VMWare absolutely owns this market in the enterprise. It's been reliable, it's well-supported, there's a huge ecosystem of vendors and integration partners around it, and it's been the no-brainer choice for virtualization for CIOs since about 2010 (or earlier!).

czhu12 · a year ago
Yeah so we used Vagrant way way back in the day to have an easy way to distribute dev environments. Definitely not an expert here as to all the alternatives, but for what we had, the devex felt fine.
INTPenis · a year ago
I've been a user and admin (not architect or SME) of VMware for over a decade and what strikes me is the reliability.

With that said though, I think a lot of customers using VMware don't really need all the features of VMware. They could get away with something simpler and cheaper.

Havoc · a year ago
Still don’t get what the point is. You can temporarily squeeze the locked in customer for good quarterly numbers but in long run youre just fucking up your business permanently
whynotmaybe · a year ago
What is "long run"? Oracle has been doing this for decades.

For some companies, the migration from oracle to anything else would cost too much and hard to justify in some places, especially government. It's the same for VMware, It will takes many years for some government agencies to replace it with something else.

I'm guessing Broadcom is going the same way. They can't compete against cloud migrations or open source alternatives.

So as you said, they're squeezing locked in customers, the fastest they can until they've all migrated... Or until some decided that keeping it at that price was still a better ROI than migrating.

I don't think a lot of people will start a new VMware data center in the years to come.

jodrellblank · a year ago
That was Broadcom's plan all along, they weren't buying VMware to compete, they were buying it to wring more than $61Bn from the customers who are stuck.
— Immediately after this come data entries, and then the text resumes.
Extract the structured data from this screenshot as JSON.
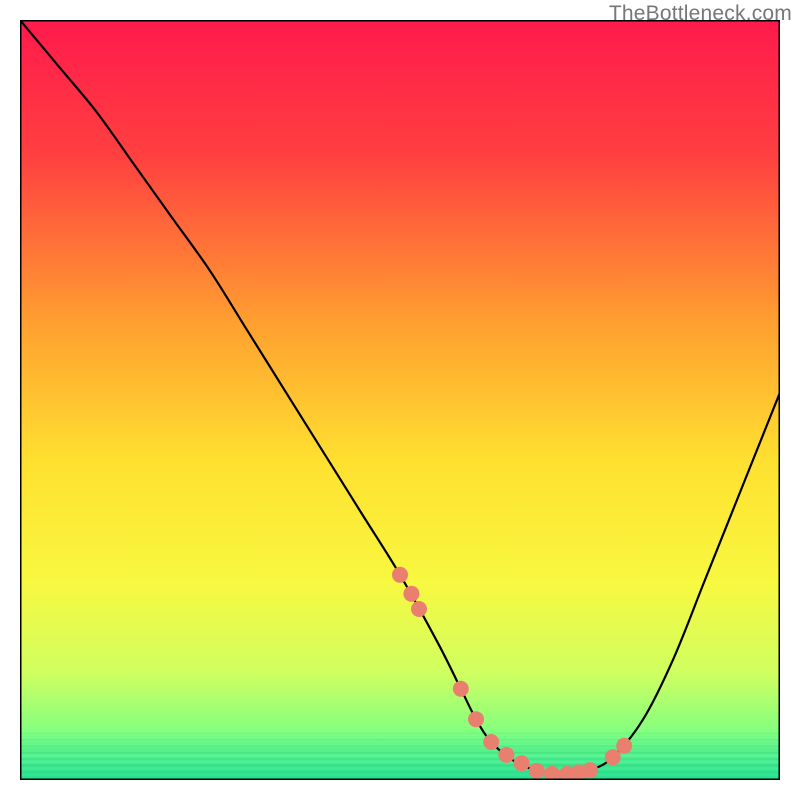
{
  "attribution": "TheBottleneck.com",
  "chart_data": {
    "type": "line",
    "title": "",
    "xlabel": "",
    "ylabel": "",
    "xlim": [
      0,
      100
    ],
    "ylim": [
      0,
      100
    ],
    "gradient_stops": [
      {
        "offset": 0,
        "color": "#ff1a4c"
      },
      {
        "offset": 0.18,
        "color": "#ff4040"
      },
      {
        "offset": 0.4,
        "color": "#ffa030"
      },
      {
        "offset": 0.58,
        "color": "#ffe030"
      },
      {
        "offset": 0.74,
        "color": "#f8f840"
      },
      {
        "offset": 0.86,
        "color": "#cfff60"
      },
      {
        "offset": 0.94,
        "color": "#80ff80"
      },
      {
        "offset": 1.0,
        "color": "#20e090"
      }
    ],
    "series": [
      {
        "name": "curve",
        "type": "line",
        "color": "#000000",
        "x": [
          0,
          5,
          10,
          15,
          20,
          25,
          30,
          35,
          40,
          45,
          50,
          55,
          58,
          60,
          62,
          65,
          68,
          70,
          72,
          75,
          78,
          82,
          86,
          90,
          94,
          98,
          100
        ],
        "y": [
          100,
          94,
          88,
          81,
          74,
          67,
          59,
          51,
          43,
          35,
          27,
          18,
          12,
          8,
          5,
          2.5,
          1.2,
          0.8,
          0.8,
          1.3,
          3,
          8,
          16,
          26,
          36,
          46,
          51
        ]
      },
      {
        "name": "markers",
        "type": "scatter",
        "color": "#e9806f",
        "x": [
          50,
          51.5,
          52.5,
          58,
          60,
          62,
          64,
          66,
          68,
          70,
          72,
          73.5,
          75,
          78,
          79.5
        ],
        "y": [
          27,
          24.5,
          22.5,
          12,
          8,
          5,
          3.3,
          2.2,
          1.2,
          0.8,
          0.8,
          1.0,
          1.3,
          3,
          4.5
        ]
      }
    ]
  }
}
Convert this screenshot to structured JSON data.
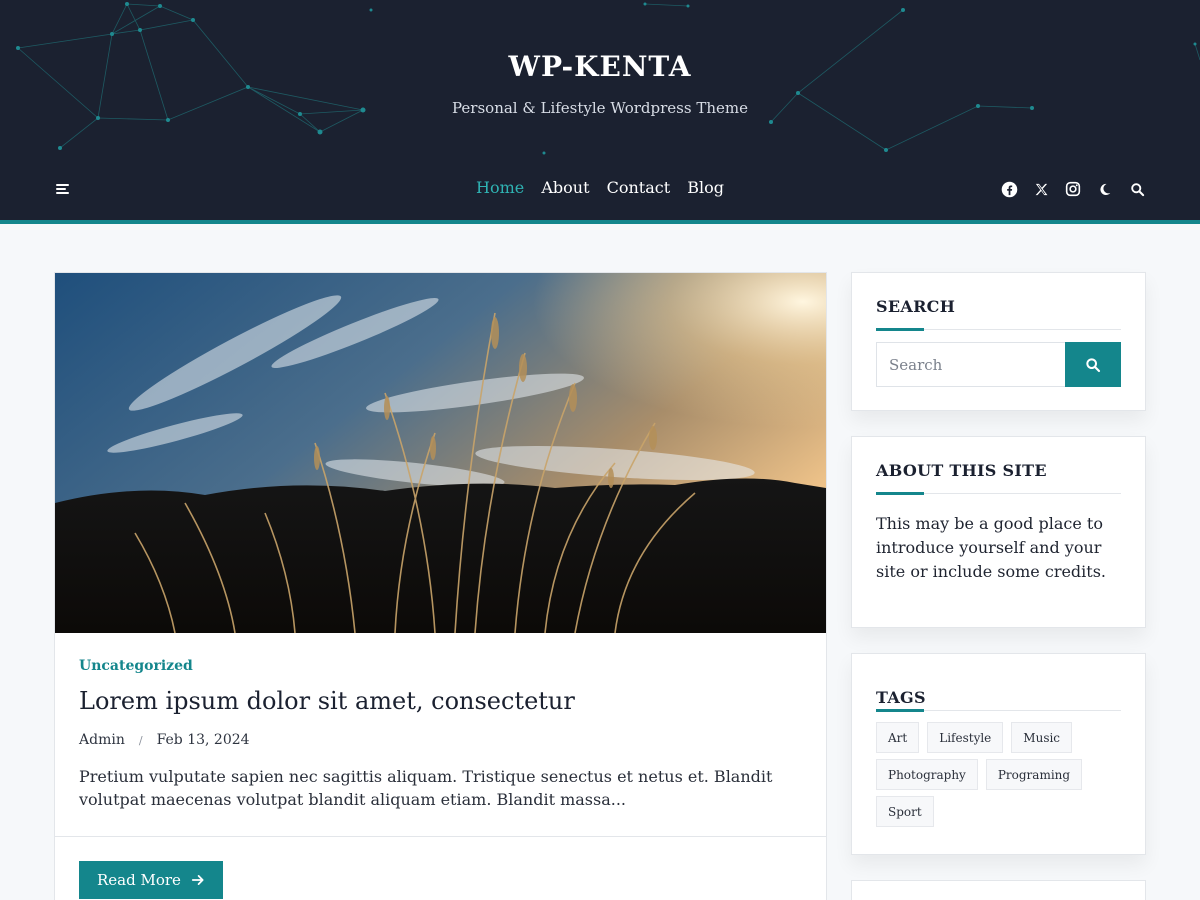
{
  "colors": {
    "header_bg": "#1b2130",
    "accent": "#14868c",
    "nav_active": "#2fb3b3",
    "page_bg": "#f6f8fa"
  },
  "header": {
    "site_title": "WP-KENTA",
    "tagline": "Personal & Lifestyle Wordpress Theme",
    "menu_icon": "hamburger-icon",
    "nav": [
      {
        "label": "Home",
        "active": true
      },
      {
        "label": "About",
        "active": false
      },
      {
        "label": "Contact",
        "active": false
      },
      {
        "label": "Blog",
        "active": false
      }
    ],
    "icons": [
      "facebook-icon",
      "x-twitter-icon",
      "instagram-icon",
      "dark-mode-moon-icon",
      "search-icon"
    ]
  },
  "post": {
    "image": "grass-silhouette-sunset-photo",
    "category": "Uncategorized",
    "title": "Lorem ipsum dolor sit amet, consectetur",
    "author": "Admin",
    "separator": "/",
    "date": "Feb 13, 2024",
    "excerpt": "Pretium vulputate sapien nec sagittis aliquam. Tristique senectus et netus et. Blandit volutpat maecenas volutpat blandit aliquam etiam. Blandit massa...",
    "read_more": "Read More"
  },
  "sidebar": {
    "search": {
      "title": "SEARCH",
      "placeholder": "Search"
    },
    "about": {
      "title": "ABOUT THIS SITE",
      "text": "This may be a good place to introduce yourself and your site or include some credits."
    },
    "tags": {
      "title": "TAGS",
      "items": [
        "Art",
        "Lifestyle",
        "Music",
        "Photography",
        "Programing",
        "Sport"
      ]
    }
  }
}
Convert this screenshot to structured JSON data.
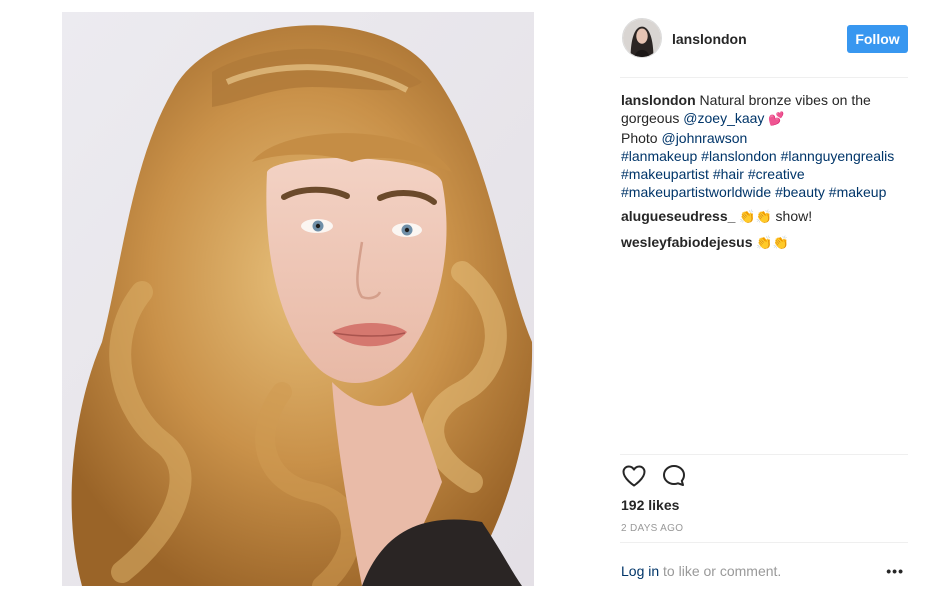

This[1] from 2022 says "Broadcom's stated strategy is very simple: focus on 600 customers who will struggle to change suppliers, reap vastly lower sales and marketing costs by focusing on that small pool, and trim R&D by not thinking about the needs of other customers – who can be let go if necessary without much harm to the bottom line. The Register offers that summary based on Broadcom's own words, as uttered at a November 2021 Investor Day."

and "Krause said Broadcom is content to have those 100,000 customers "trail" over time."

[1] https://www.theregister.com/2022/05/30/broadcom_strategy_vmw...

bachmeier · a year ago
> Or until some decided that keeping it at that price was still a better ROI than migrating.

And then at the next renewal, when the price goes up 3x, the cost of a one-time migration will look cheap - to the new executive that's in charge at that time.

rawgabbit · a year ago
Execs meet their target to get their outsized stock options. The Board gets theirs too. The short term investors got theirs too. It is irrelevant that the company is a burning wreck of its former self and customers and employees are saying WTF. This is the reality of Shareholder Primacy.

https://en.m.wikipedia.org/wiki/Shareholder_primacy

dboreham · a year ago
Not thinking like a psychopath.
czscout · a year ago
It really does seem as though Broadcom is entirely shifting VMware's focus the the top 5 or 10 percent of customers who probably make up the vast majority of the actual profits. The message they've delivered time and time again to businesses outside that group is pretty simple "go away" price.
silvestrov · a year ago
Problem is when the expunged 90% creates a market that gets filled with a cheaper product that also can do what the top 10% needs.

Then VMware dies because it cannot decrease prices anymore due to lack of volume.

microtonal · a year ago
It seems like it, making VMware Fusion and Workstation free seems to fit with that strategy.

A bit of nostalgia: my first VMware product was VMware Express for Linux. It was a stripped down version of Workstation (probably 2.0?) that could only run Windows 95/98:

https://web.archive.org/web/20010124081300/http://www.vmware...

Does anyone remember Win4Lin 9x (based on SCO Merge)?